Right-priced Spray Rig
Although some aspects of the setup are awkward, and it lacks some of the features found on higher-end kits, this is a true bang-for-your-buck miracle.
Despite years of practice and the best-flowing finishes I could lay my hands on, my results with a paintbrush have plateaued somewhere around mediocre on the quality scale. I’ve dreamed of switching to an HVLP (high volume, low pressure) spray setup to avoid brush marks and to get a more professional cabinet-shop level of finish, but I assumed that anything affordable had to be junk. After reading some positive feedback on the Earlex 5500 ($300), including a review from some trusted folks at Fine Woodworking, I decided to take the chance on it’s being as good as people said.

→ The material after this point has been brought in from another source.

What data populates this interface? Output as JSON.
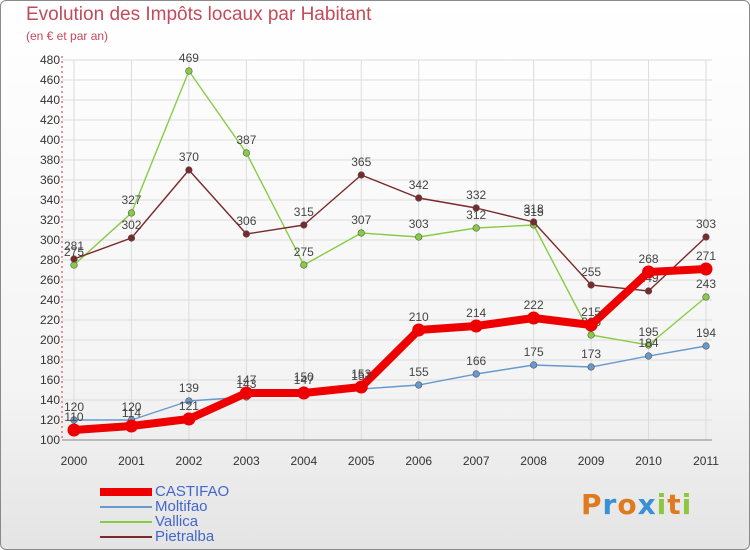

This HVLP spray kit is close to ready right out of the box. The setup is simple: There’s a turbine, a gun, and a hose that connects them together. The turbine unit provides a space for setting the gun down between uses, and it has a tall carry handle that will leave your other hand free for toting a gallon of paint, a roll of masking paper, or a cup of coffee. Unfortunately, the setup isn’t perfect. First, the hose storage is a hassle, forcing you to disconnect the 13 ft. of hose from the gun and turbine for storage in a slot that’s too narrow. Also, the rocker-style on/off switch is on the very bottom front of the unit and is recessed from the unit’s plastic shroud, making it hard to find. There’s also no on-board storage for the tip wrench, cleaning brush, and viscosity cup, which I consider must-haves on every spraying job.
The spray gun has just one point-of-flow adjustment: a metal knob at the back that increases flow when opened and restricts flow when tightened. It’s simple and works well. At the business end, the air cap can be pushed in and rotated to three different positions: horizontal spray, vertical spray, and round (a tightly focused pattern for getting into tight spots). The rig includes a 2.0mm fluid tip, which is suitable for general-purpose paint spraying, but I bought a 1.5mm kit that offers an even finer spray. Kits with 2.5mm and 1.0mm tips are also available. These kits sell for $30 to $35 each.
For latex paint (you can also spray oil-based finishes), fill the spray cup with paint to the bottom of the angled shoulder, then add one viscosity cup’s worth of clean water, which thins your mixture by about 10%. Stir the contents in the spray cup until the paint and water are mixed fully. Attach the cup to the gun, and do some test spraying to determine if the paint has been properly thinned. Some paint/primer combo products might need to be thinned up to around 15%, but I had fine results spraying Benjamin Moore Regal Select at about 10%.
Cleanup is a cinch, requiring a wrench for just one part. At the back of the gun, unscrew and remove the spray-control knob, and slide out the stainless-steel needle. At the front, unscrew the air-cap ring, then lift out the air-distributor assembly to expose the fluid tip, which is loosened with the included wrench for removal and cleaning. The quart-size, nonstick PTFE-coated container is wide enough to easily fit my whole hand. Finally, flush the feed tube with water or solvent.
This kit offers impressive results for $300. I had no trouble achieving a smooth finish. Even the first trial runs — which were a bit too plagued by orange-peel texture for my liking (the result of a lack of paint filtration and an overly open spray-control knob) — produced a finish that looked better than one with brush marks. Although some aspects of the setup are awkward, and it lacks some of the features found on higher-end kits, this is a true bang-for-your-buck miracle.